2nd Annual Women's Montana Deer Camp

by Cindy Stites

When you hear about a deer camp in Montana, what comes to mind? You probably think about tents, cold weather, hiking many miles looking for deer, hunting hard during the day, skinning, quartering and packing out harvested deer, camp food, stories told around the tent at night and the hard work that goes into it all. You can picture it all in your mind because you have either been there, or you’ve heard stories. Now picture that same scenario, but picture this deer camp full of women, and only women. 

I recently returned to Indiana from Eastern Montana after five days spent at the second annual “Deer Camp”, hosted once again, by Nicole Qualtieri, along with her “co-captains” myself and Laura Farron. This camp was Nicole’s idea after reaching out on social media early last year asking if there were any women who might like to hunt with her. Surprising her, and seemingly everyone else, over fifty women responded. Thus, Deer Camp was born, the first taking place in the fall of 2018, in the Crazy Mountains of Montana. That event was life changing for me for many reasons and I couldn’t wait to go back again this year.

It's an experience that, overall, is hard to put into words. The women who attended this year came to camp from multiple states including Colorado, Washington, New York, Wisconsin, Montana and of course my home state, Indiana. There were all different levels of experience with regards to hunting, some had never experienced a hunt before, while a few have been lifelong hunters. But much of the group, including myself, started hunting as an adult, in just the last ten years. This is an experience that is meant to nurture new hunters and help women feel confident as they venture into this new world of the outdoors. It is a place where questions can be asked openly among your peers without feeling self-conscious, like you might around a group of experienced hunters of the opposite sex. 

Deer Camp was everything I hoped it would be. We hunted in groups of two, three or four during the day, and then spent time together as a large group in the evenings.  Thursday night we set up camp and snacked on elk burgers, we drove to the nearest town Friday night for bar food, we shared various wild game snacks during the wild game potluck dinner on Saturday night including duck/jalapeno poppers, squirrel and noodles, wild sheep sausage, elk borscht, pronghorn and wild sheep stew, as well as, sharing our stories about when we started hunting, where we were from, and what brought us to this camp. Sunday evening there were salmon tacos and mule deer backstrap to feast on and more stories told, recounting the day’s hunt. The comradery that we experienced over these five days is something that just can’t be matched. 

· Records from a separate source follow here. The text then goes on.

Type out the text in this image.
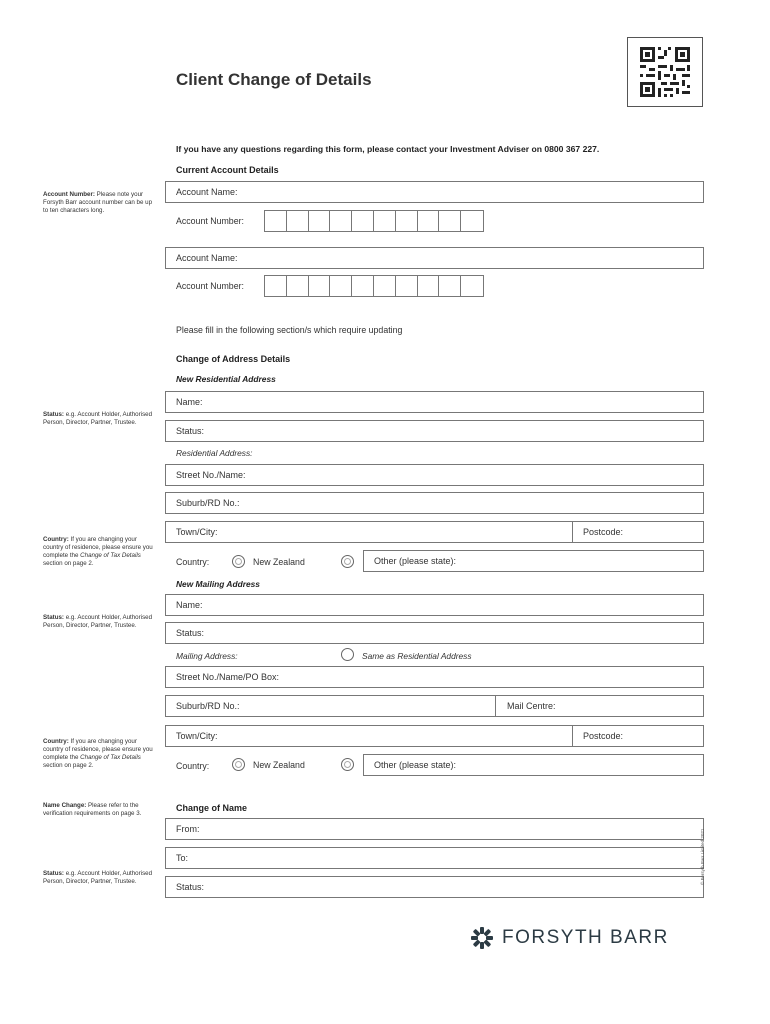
Client Change of Details
If you have any questions regarding this form, please contact your Investment Adviser on 0800 367 227.
Current Account Details
Account Name:
Account Number:
Account Name:
Account Number:
Please fill in the following section/s which require updating
Change of Address Details
New Residential Address
Name:
Status:
Residential Address:
Street No./Name:
Suburb/RD No.:
Town/City:	Postcode:
Country:	New Zealand	Other (please state):
New Mailing Address
Name:
Status:
Mailing Address:	Same as Residential Address
Street No./Name/PO Box:
Suburb/RD No.:	Mail Centre:
Town/City:	Postcode:
Country:	New Zealand	Other (please state):
Change of Name
From:
To:
Status:
Account Number: Please note your Forsyth Barr account number can be up to ten characters long.
Status: e.g. Account Holder, Authorised Person, Director, Partner, Trustee.
Country: If you are changing your country of residence, please ensure you complete the Change of Tax Details section on page 2.
Status: e.g. Account Holder, Authorised Person, Director, Partner, Trustee.
Country: If you are changing your country of residence, please ensure you complete the Change of Tax Details section on page 2.
Name Change: Please refer to the verification requirements on page 3.
Status: e.g. Account Holder, Authorised Person, Director, Partner, Trustee.	© Forsyth Barr Limited 2021
FORSYTH BARR
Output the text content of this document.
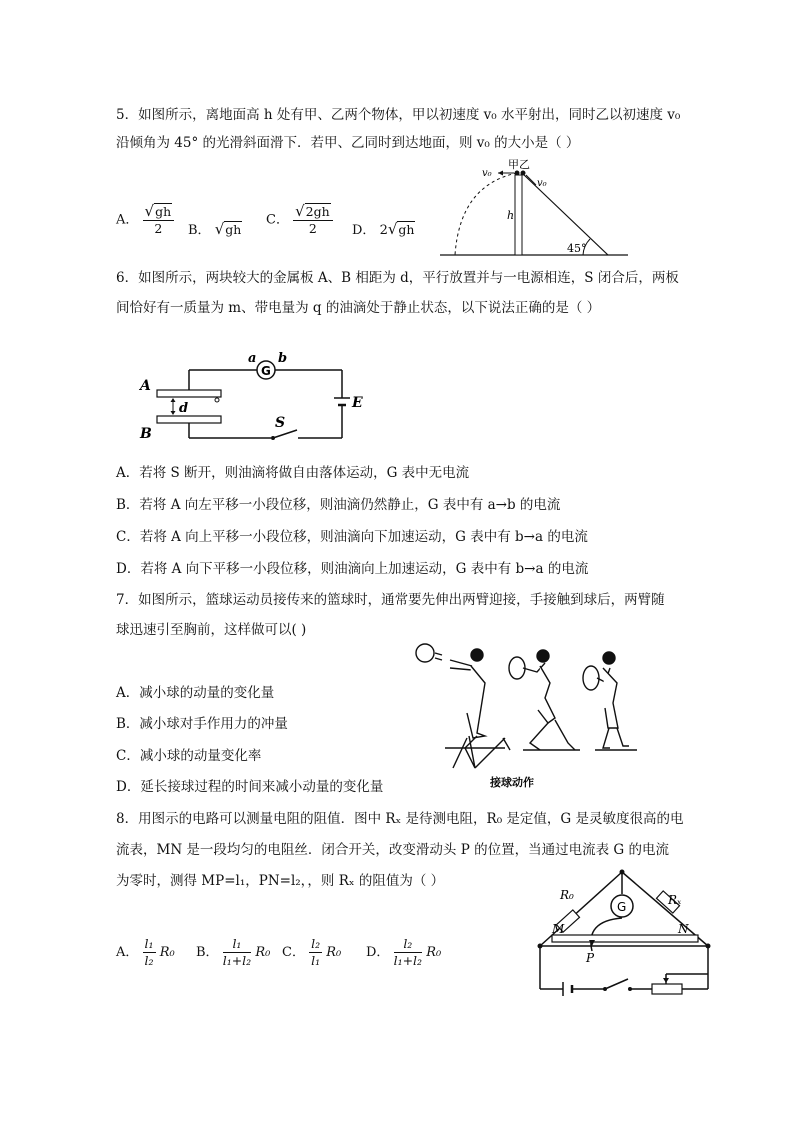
5．如图所示，离地面高 h 处有甲、乙两个物体，甲以初速度 v₀ 水平射出，同时乙以初速度 v₀
沿倾角为 45° 的光滑斜面滑下．若甲、乙同时到达地面，则 v₀ 的大小是（ ）
A． $\frac{√gh}{2}$ B． √gh
C． $\frac{√2gh}{2}$ D． 2√gh
甲乙
v₀
v₀
h
45°
6．如图所示，两块较大的金属板 A、B 相距为 d，平行放置并与一电源相连，S 闭合后，两板
间恰好有一质量为 m、带电量为 q 的油滴处于静止状态，以下说法正确的是（ ）
a b
G
A
B
d	E
S
A．若将 S 断开，则油滴将做自由落体运动，G 表中无电流
B．若将 A 向左平移一小段位移，则油滴仍然静止，G 表中有 a→b 的电流
C．若将 A 向上平移一小段位移，则油滴向下加速运动，G 表中有 b→a 的电流
D．若将 A 向下平移一小段位移，则油滴向上加速运动，G 表中有 b→a 的电流
7．如图所示，篮球运动员接传来的篮球时，通常要先伸出两臂迎接，手接触到球后，两臂随
球迅速引至胸前，这样做可以( )
A．减小球的动量的变化量
B．减小球对手作用力的冲量
C．减小球的动量变化率
D．延长接球过程的时间来减小动量的变化量	接球动作
8．用图示的电路可以测量电阻的阻值．图中 Rₓ 是待测电阻，R₀ 是定值，G 是灵敏度很高的电
流表，MN 是一段均匀的电阻丝．闭合开关，改变滑动头 P 的位置，当通过电流表 G 的电流
为零时，测得 MP=l₁，PN=l₂，，则 Rₓ 的阻值为（ ）
A． $\frac{\text{l₁}}{\text{l₂}} R_0$ B． $\frac{\text{l₁}}{\text{l₁+l₂}} R_0$ C． $\frac{\text{l₂}}{\text{l₁}} R_0$ D． $\frac{\text{l₂}}{\text{l₁+l₂}} R_0$
R₀	Rₓ
G
M	N
P
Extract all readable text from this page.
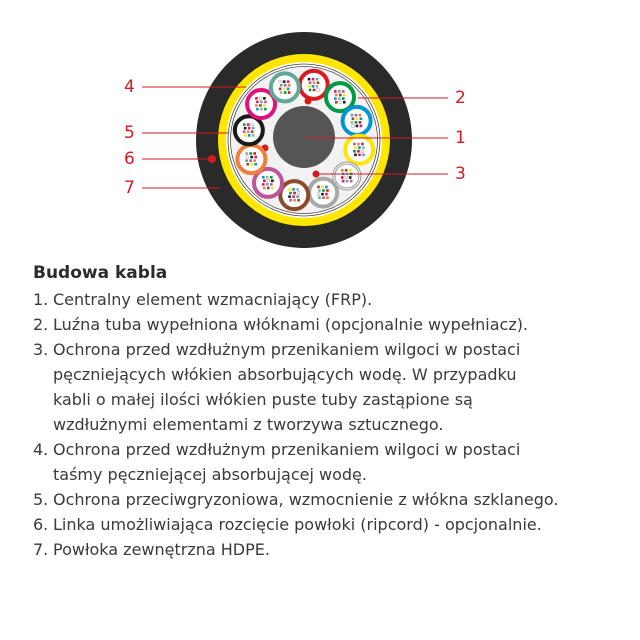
4
5
6
7
2
1
3
Budowa kabla
1. Centralny element wzmacniający (FRP).
2. Luźna tuba wypełniona włóknami (opcjonalnie wypełniacz).
3. Ochrona przed wzdłużnym przenikaniem wilgoci w postaci
pęczniejących włókien absorbujących wodę. W przypadku
kabli o małej ilości włókien puste tuby zastąpione są
wzdłużnymi elementami z tworzywa sztucznego.
4. Ochrona przed wzdłużnym przenikaniem wilgoci w postaci
taśmy pęczniejącej absorbującej wodę.
5. Ochrona przeciwgryzoniowa, wzmocnienie z włókna szklanego.
6. Linka umożliwiająca rozcięcie powłoki (ripcord) - opcjonalnie.
7. Powłoka zewnętrzna HDPE.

There was nothing easy about the hunting this year. The weather was chilly, the wind was constant, and the deer and pronghorn were elusive. The elevation changes were challenging at times, especially for a flatlander like me, and it is always tough going into a brand-new area that you have never laid eyes on, with hopes of finding deer. But make no mistake, these women were giving it everything they had, and that was a lot. There was some serious time spent afield, by everyone, and that just shows what a strong, determined group of women we all are. We hiked endless miles and put on numerous stalks on animals who will always have the upper hand, because we are only visitors on the lands they know instinctively. But we didn't quit.

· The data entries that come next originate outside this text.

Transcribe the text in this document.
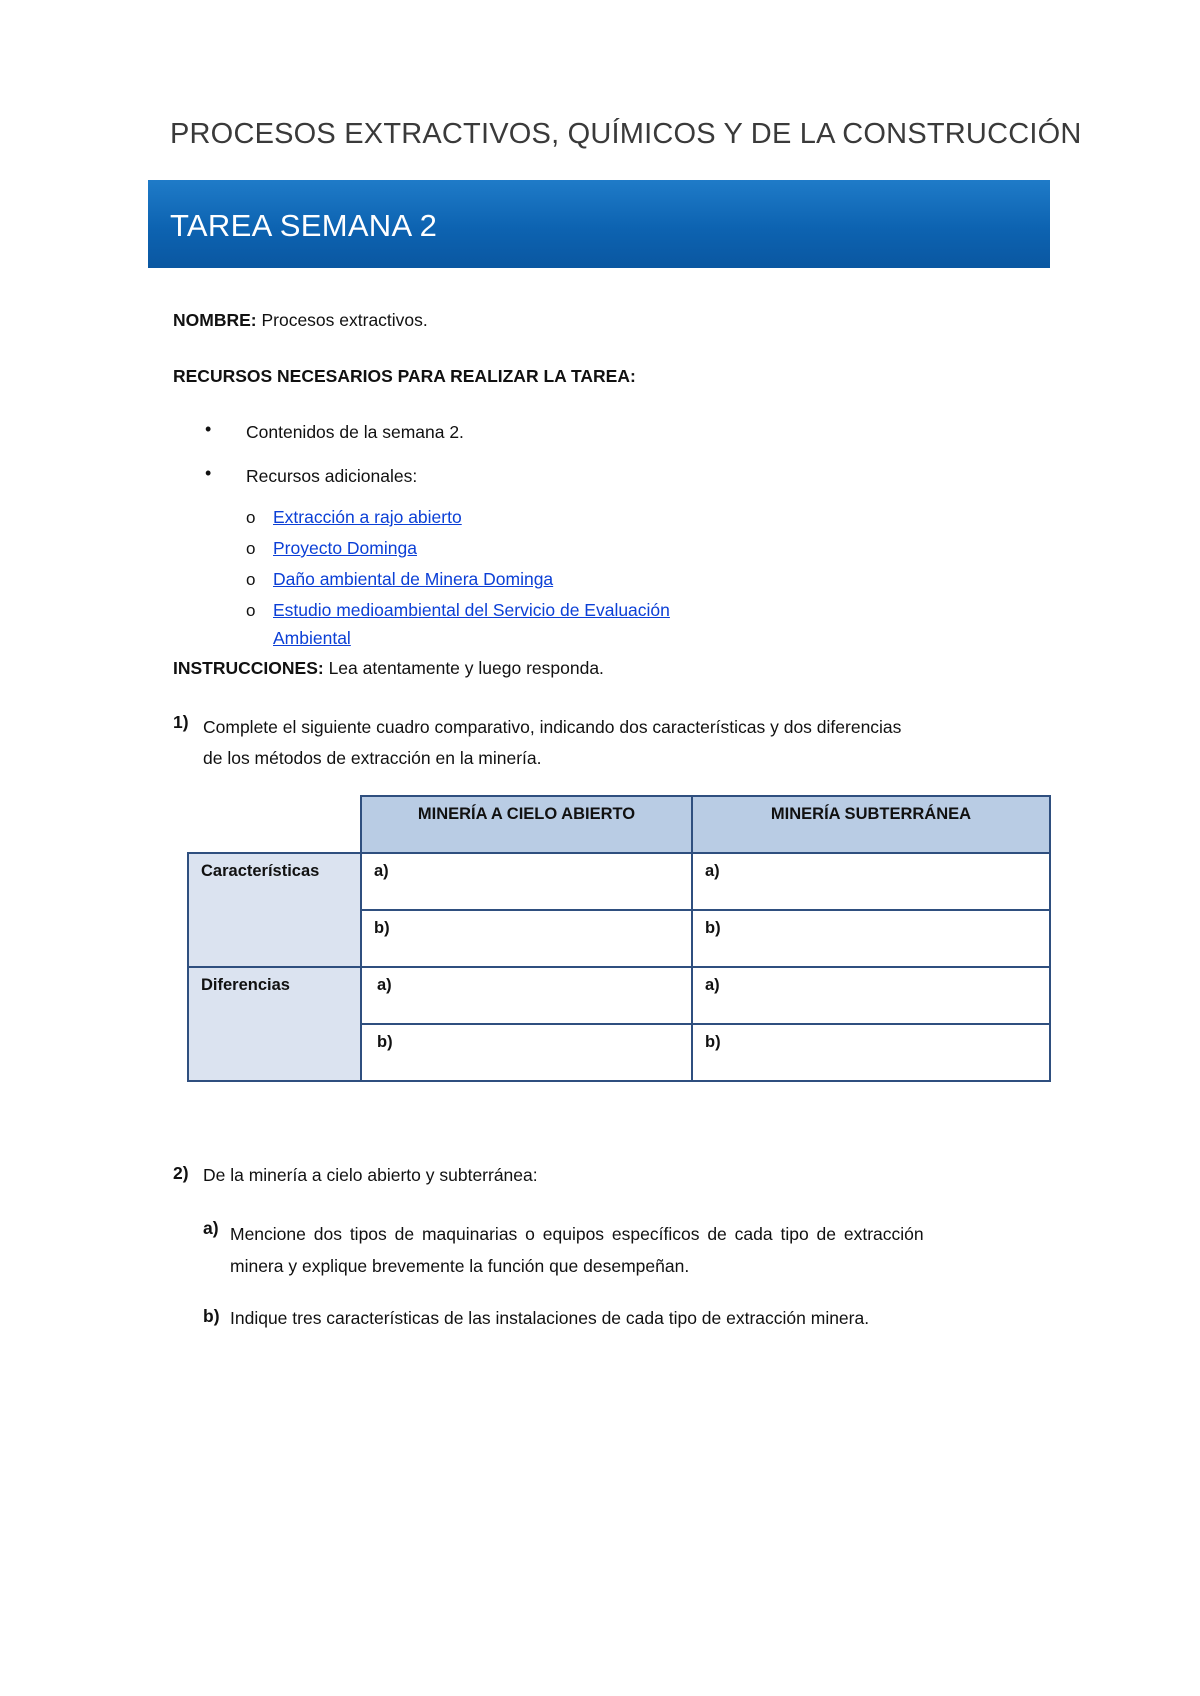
PROCESOS EXTRACTIVOS, QUÍMICOS Y DE LA CONSTRUCCIÓN
TAREA SEMANA 2
NOMBRE: Procesos extractivos.
RECURSOS NECESARIOS PARA REALIZAR LA TAREA:
• Contenidos de la semana 2.
• Recursos adicionales:
o Extracción a rajo abierto
o Proyecto Dominga
o Daño ambiental de Minera Dominga
o Estudio medioambiental del Servicio de Evaluación
Ambiental
INSTRUCCIONES: Lea atentamente y luego responda.
1) Complete el siguiente cuadro comparativo, indicando dos características y dos diferencias
de los métodos de extracción en la minería.
	MINERÍA A CIELO ABIERTO	MINERÍA SUBTERRÁNEA
Características	a)	a)
	b)	b)
Diferencias	a)	a)
	b)	b)
2) De la minería a cielo abierto y subterránea:
a) Mencione dos tipos de maquinarias o equipos específicos de cada tipo de extracción
minera y explique brevemente la función que desempeñan.
b) Indique tres características de las instalaciones de cada tipo de extracción minera.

The very first Deer Camp was an experience that I hold very dear to my heart, but it cannot be duplicated, due to different camping conditions, different hunting conditions, and a different mix of women. And I, personally, don't want it to be duplicated, the change and the unexpected is what makes it so amazing. This time around may have been different, due to more time spent afield and less time in camp, but nonetheless, was absolutely amazing. Meeting new women from all walks of life, different experience levels, different expectations, that is what makes this so incredibly unique. I guaran-damn-tee you that we ALL learned something over those four or five days in eastern Montana, whether it was about ourselves, what we are capable of, or something a more experienced hunter taught us, or even for those of us who are socially awkward, just how to let our guard down and talk to new people. I learned a lot about myself and all the women who were there. That is priceless and I will be forever grateful.

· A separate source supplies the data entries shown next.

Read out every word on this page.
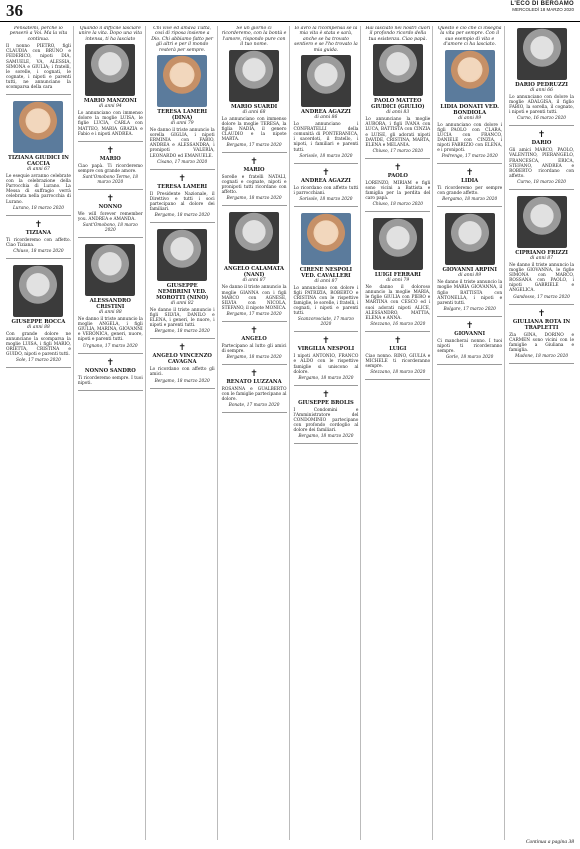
36	L'ECO DI BERGAMO
MERCOLEDÌ 18 MARZO 2020
Pensatemi, perché io penserò a Voi. Ma la vita continua.
Il nonno PIETRO, figli CLAUDIA con BRUNO e FEDERICO, nipoti DIA, SAMUELE, VA, ALESSIA, SIMONA e GIULIA; i fratelli, le sorelle, i cognati, le cognate, i nipoti e parenti tutti, ne annunciano la scomparsa della cara
TIZIANA GIUDICI IN CACCIA
di anni 67
Le esequie avranno celebrate con la celebrazione della Parrocchia di Lurano. La Messa di suffragio verrà celebrata nella parrocchia di Lurano.
Lurano, 18 marzo 2020
✝
TIZIANA
Ti ricorderemo con affetto. Ciao Tiziana.
Chiuso, 18 marzo 2020
GIUSEPPE ROCCA
di anni 88
Con grande dolore ne annunciano la scomparsa la moglie LUISA, i figli MARIO, ORIETTA, CRISTINA e GUIDO, nipoti e parenti tutti.
Sole, 17 marzo 2020
Quando il difficile lasciare unire la vita. Dopo una vita intensa, ti ha lasciato
MARIO MANZONI
di anni 94
Lo annunciano con immenso dolore la moglie LUISA, le figlie LUCIA, CARLA con MATTEO, MARIA GRAZIA e Fabio e i nipoti ANDREA.
✝
MARIO
Ciao papà. Ti ricorderemo sempre con grande amore.
Sant'Omobono Terme, 18 marzo 2020
✝
NONNO
We will forever remember you. ANDREA e AMANDA.
Sant'Omobono, 18 marzo 2020
ALESSANDRO CRISTINI
di anni 88
Ne danno il triste annuncio la moglie ANGELA, i figli GIULIA, MARINA, GIOVANNI e VERONICA, generi, nuore, nipoti e parenti tutti.
Urgnano, 17 marzo 2020
✝
NONNO SANDRO
Ti ricorderemo sempre. I tuoi nipoti.
Chi vive ed amava Tutta, così di riposa insieme a Dio. Chi abbiamo fatto per gli altri e per il mondo resterà per sempre.
TERESA LAMERI (DINA)
di anni 79
Ne danno il triste annuncio la sorella GIGLIA, i nipoti ERMINIA con FABIO, ANDREA e ALESSANDRA, i pronipoti VALERIA, LEONARDO ed EMANUELE.
Cisano, 17 marzo 2020
✝
TERESA LAMERI
Il Presidente Nazionale, il Direttivo e tutti i soci partecipano al dolore dei familiari.
Bergamo, 18 marzo 2020
GIUSEPPE NEMBRINI VED. MOROTTI (NINO)
di anni 82
Ne danno il triste annuncio i figli SILVIA, DANILO e ELENA, i generi, le nuore, i nipoti e parenti tutti.
Bergamo, 18 marzo 2020
✝
ANGELO VINCENZO CAVAGNA
Lo ricordano con affetto gli amici.
Bergamo, 18 marzo 2020
Se un giorno ci ricorderemo, con la bontà e l'amore, rispondo pure con il tuo nome.
MARIO SUARDI
di anni 68
Lo annunciano con immenso dolore la moglie TERESA, la figlia NADIA, il genero CLAUDIO e la nipote MARTA.
Bergamo, 17 marzo 2020
✝
MARIO
Sorelle e fratelli NATALI, cognati e cognate, nipoti e pronipoti tutti ricordano con affetto.
Bergamo, 18 marzo 2020
ANGELO CALAMATA (NANI)
di anni 87
Ne danno il triste annuncio la moglie GIANNA con i figli MARCO con AGNESE, SILVIA con NICOLA, STEFANO, il nipote MONICA.
Bergamo, 17 marzo 2020
✝
ANGELO
Partecipano al lutto gli amici di sempre.
Bergamo, 18 marzo 2020
✝
RENATO LUZZANA
ROSANNA e GUALBERTO con le famiglie partecipano al dolore.
Bonate, 17 marzo 2020
Io avrò la ricompensa se la mia vita è stata e sarà, anche se ha trovato sentiero e se l'ho trovato la mia guida.
ANDREA AGAZZI
di anni 86
Lo annunciano i CONFRATELLI della comunità di PONTERANICA, i sacerdoti, il fratello, i nipoti, i familiari e parenti tutti.
Sorisole, 18 marzo 2020
✝
ANDREA AGAZZI
Lo ricordano con affetto tutti i parrocchiani.
Sorisole, 18 marzo 2020
CIRENE NESPOLI VED. CAVALLERI
di anni 87
Lo annunciano con dolore i figli PATRIZIA, ROBERTO e CRISTINA con le rispettive famiglie, le sorelle, i fratelli, i cognati, i nipoti e parenti tutti.
Scanzorosciate, 17 marzo 2020
✝
VIRGILIA NESPOLI
I nipoti ANTONIO, FRANCO e ALDO con le rispettive famiglie si uniscono al dolore.
Bergamo, 18 marzo 2020
✝
GIUSEPPE BROLIS
I Condomini e l'Amministratore del CONDOMINIO partecipano con profondo cordoglio al dolore dei familiari.
Bergamo, 18 marzo 2020
Hai lasciato nei nostri cuori il profondo ricordo della tua esistenza. Ciao papà.
PAOLO MATTEO GIUDICI (GIULIO)
di anni 83
Lo annunciano la moglie AURORA, i figli IVANA con LUCA, BATTISTA con CINZIA e LUISE, gli adorati nipoti DAVIDE, CRISTINA, MARTA, ELENA e MELANIA.
Chiuso, 17 marzo 2020
✝
PAOLO
LORENZO, MIRIAM e figli sono vicini a Battista e famiglia per la perdita del caro papà.
Chiuso, 18 marzo 2020
LUIGI FERRARI
di anni 79
Ne danno il doloroso annuncio la moglie MARIA, le figlie GIULIA con PIERO e MARTINA con CESCO ed i suoi adorati nipoti ALICE, ALESSANDRO, MATTIA, ELENA e ANNA.
Stezzano, 16 marzo 2020
✝
LUIGI
Ciao nonno. RINO, GIULIA e MICHELE ti ricorderanno sempre.
Stezzano, 18 marzo 2020
Questo è ciò che ci insegna la vita per sempre. Con il suo esempio di vita e d'amore ci ha lasciato.
LIDIA DONATI VED. BONDIOLA
di anni 89
Lo annunciano con dolore i figli PAOLO con CLARA, LUCIA con FRANCO, DANIELE con CINZIA, i nipoti FABRIZIO con ELENA, e i pronipoti.
Pedrengo, 17 marzo 2020
✝
LIDIA
Ti ricorderemo per sempre con grande affetto.
Bergamo, 18 marzo 2020
GIOVANNI ARPINI
di anni 89
Ne danno il triste annuncio la moglie MARIA GIOVANNA, il figlio BATTISTA con ANTONELLA, i nipoti e parenti tutti.
Bolgare, 17 marzo 2020
✝
GIOVANNI
Ci mancherai nonno. I tuoi nipoti ti ricorderanno sempre.
Gorle, 18 marzo 2020
DARIO PEDRUZZI
di anni 66
Lo annunciano con dolore la moglie ADALGISA, il figlio FABIO, la sorella, il cognato, i nipoti e parenti tutti.
Curno, 16 marzo 2020
✝
DARIO
Gli amici MARCO, PAOLO, VALENTINO, PIERANGELO, FRANCESCA, ERICA, STEFANO, ANDREA e ROBERTO ricordano con affetto.
Curno, 18 marzo 2020
CIPRIANO FRIZZI
di anni 87
Ne danno il triste annuncio la moglie GIOVANNA, le figlie SIMONA con MARCO, ROSSANA con PAOLO, i nipoti GABRIELE e ANGELICA.
Gandosso, 17 marzo 2020
✝
GIULIANA ROTA IN TRAPLETTI
Zia GINA, DORINO e CARMEN sono vicini con le famiglie a Giuliana e famiglia.
Madone, 18 marzo 2020
Continua a pagina 38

Five women in camp were fortunate enough to fill their tag, four mule deer does and one pronghorn doe were taken, butchered and sent home with five happy hunters. But you must know, filling a tag is not what I consider success. Having an experience, you never imagined having, is success. Making new friends from across the country, is success. Learning is success. Helping a new hunter, is success. Feeling exhausted because you worked your ass off, is success. That moment when you realized you read a ridge right, or you were right about where an animal might be, is success.

What we were all a part of those five days in eastern Montana is a success, and it is one that every single person who was there should be proud of, and proud to talk about, because maybe we will inspire the next group of women, or just new hunters in general, to be brave and go on THEIR adventure of a lifetime. Until next year, ladies.